A menos de un kilómetro de distancia, al otro lado de la cúpula principal, el director de la Comisión de Turismo Lunar inspeccionaba el último balance, sin poder ocultar su satisfacción. Las mejoras introducidas en la última temporada se mantenían. No quiere decir esto que hubiese «temporadas» en la Luna, en el sentido de las estaciones terrestres, pero la afluencia de turistas era mayor cuando era invierno en el hemisferio norte de la Tierra.
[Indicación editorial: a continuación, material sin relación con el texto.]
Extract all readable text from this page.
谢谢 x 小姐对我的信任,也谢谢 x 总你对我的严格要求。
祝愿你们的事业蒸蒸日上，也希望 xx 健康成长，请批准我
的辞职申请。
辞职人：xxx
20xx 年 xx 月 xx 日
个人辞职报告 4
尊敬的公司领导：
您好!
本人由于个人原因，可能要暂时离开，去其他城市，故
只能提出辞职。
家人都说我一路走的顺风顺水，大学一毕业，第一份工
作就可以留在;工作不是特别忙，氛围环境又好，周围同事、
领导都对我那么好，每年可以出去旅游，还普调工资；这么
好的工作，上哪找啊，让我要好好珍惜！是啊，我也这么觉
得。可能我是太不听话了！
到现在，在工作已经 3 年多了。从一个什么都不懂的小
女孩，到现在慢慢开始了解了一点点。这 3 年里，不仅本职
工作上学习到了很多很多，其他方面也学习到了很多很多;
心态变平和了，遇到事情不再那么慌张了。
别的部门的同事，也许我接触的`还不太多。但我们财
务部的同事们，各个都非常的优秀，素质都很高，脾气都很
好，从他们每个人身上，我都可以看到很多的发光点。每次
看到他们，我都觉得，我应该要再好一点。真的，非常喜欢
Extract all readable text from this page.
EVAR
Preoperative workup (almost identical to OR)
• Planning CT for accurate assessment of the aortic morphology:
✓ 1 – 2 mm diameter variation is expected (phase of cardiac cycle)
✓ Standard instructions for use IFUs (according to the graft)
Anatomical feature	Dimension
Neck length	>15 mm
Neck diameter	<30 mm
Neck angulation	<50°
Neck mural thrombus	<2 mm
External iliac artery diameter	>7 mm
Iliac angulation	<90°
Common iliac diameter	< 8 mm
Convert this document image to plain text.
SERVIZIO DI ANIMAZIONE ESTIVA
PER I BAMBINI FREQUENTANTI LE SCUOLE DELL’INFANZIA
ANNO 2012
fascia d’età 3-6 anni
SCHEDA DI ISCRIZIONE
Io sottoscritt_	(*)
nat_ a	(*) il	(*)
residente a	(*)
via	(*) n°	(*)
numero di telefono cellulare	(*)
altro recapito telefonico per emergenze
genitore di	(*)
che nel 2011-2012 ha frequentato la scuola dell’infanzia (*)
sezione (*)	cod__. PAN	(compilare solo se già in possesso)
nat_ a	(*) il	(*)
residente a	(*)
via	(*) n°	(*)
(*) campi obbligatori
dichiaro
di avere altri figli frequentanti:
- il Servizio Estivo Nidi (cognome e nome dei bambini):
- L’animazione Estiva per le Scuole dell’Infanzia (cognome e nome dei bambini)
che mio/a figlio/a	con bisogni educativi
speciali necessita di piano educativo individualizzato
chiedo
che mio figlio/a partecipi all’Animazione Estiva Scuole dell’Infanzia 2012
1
¿Cómo podría incrementar esta afluencia? Éste era el problema eterno. Los turistas deseaban variedad y era imposible ofrecerles perpetuamente las mismas cosas. La novedad de los paisajes lunares, la reducida gravedad, la contemplación de la Tierra, los misterios de la cara oculta, los cielos espectaculares, los poblados de colonos (en los que los turistas no eran siempre bien recibidos)…, una vez que se había terminado la lista, ¿qué más podía ofrecer la Luna? ¡Qué lástima que no existiesen auténticos selenitas, de extrañas costumbres, físico extravagante y dispuestos a dejarse fotografiar por los turistas! Por desgracia, las formas biológicas mayores descubiertas en la Luna sólo se podían ver al microscopio…, y descendían de cepas traídas al suelo lunar en el Lunik II, sólo una década antes que el hombre posara su planta en el satélite natural de la Tierra.

Davis, director de la Comisión Turística, pasaba revista mentalmente al contenido del último correo llegado por «telefax», preguntándose si habría algo que pudiera serle útil.

Estaba, naturalmente, la acostumbrada petición de una compañía de TV de la que jamás habían oído hablar y que deseaba hacer otro documental sobre la Luna…, a condición que ellos le pagaran todos los gastos. Respondería negativamente a tal petición, pues si aceptase todos aquellos amables ofrecimientos, pronto se quedaría sin dinero.

Había además una extensa carta de su colega de la Comisión de Turismo «La Gran Nueva Orleáns S. A»., que le proponía un intercambio de personal. Le costaba ver cómo esto podría ser de utilidad para la Luna o para la Nueva Orleáns, pero no le costaría ni un céntimo y podría dar algunos buenos resultados. Y por último había algo que parecía más interesante: una carta del campeón australiano de esquí acuático, preguntando si alguien había intentado esquiar en el mar de la Sed.

Desde luego, la idea era buena; le sorprendía que a nadie se le hubiese ocurrido hasta entonces. Aunque quizá ya hubo alguien que lo intentó, a remolque del Selene o de uno de los pequeños esquíes biplazas. Desde luego, valía la pena probarlo. Davis siempre estaba ojo avizor, para descubrir nuevas formas de diversión para la Luna, y el mar de la Sed era la niña de sus ojos.

Una niña que, dentro de pocas horas, iba a convertirse en una pesadilla.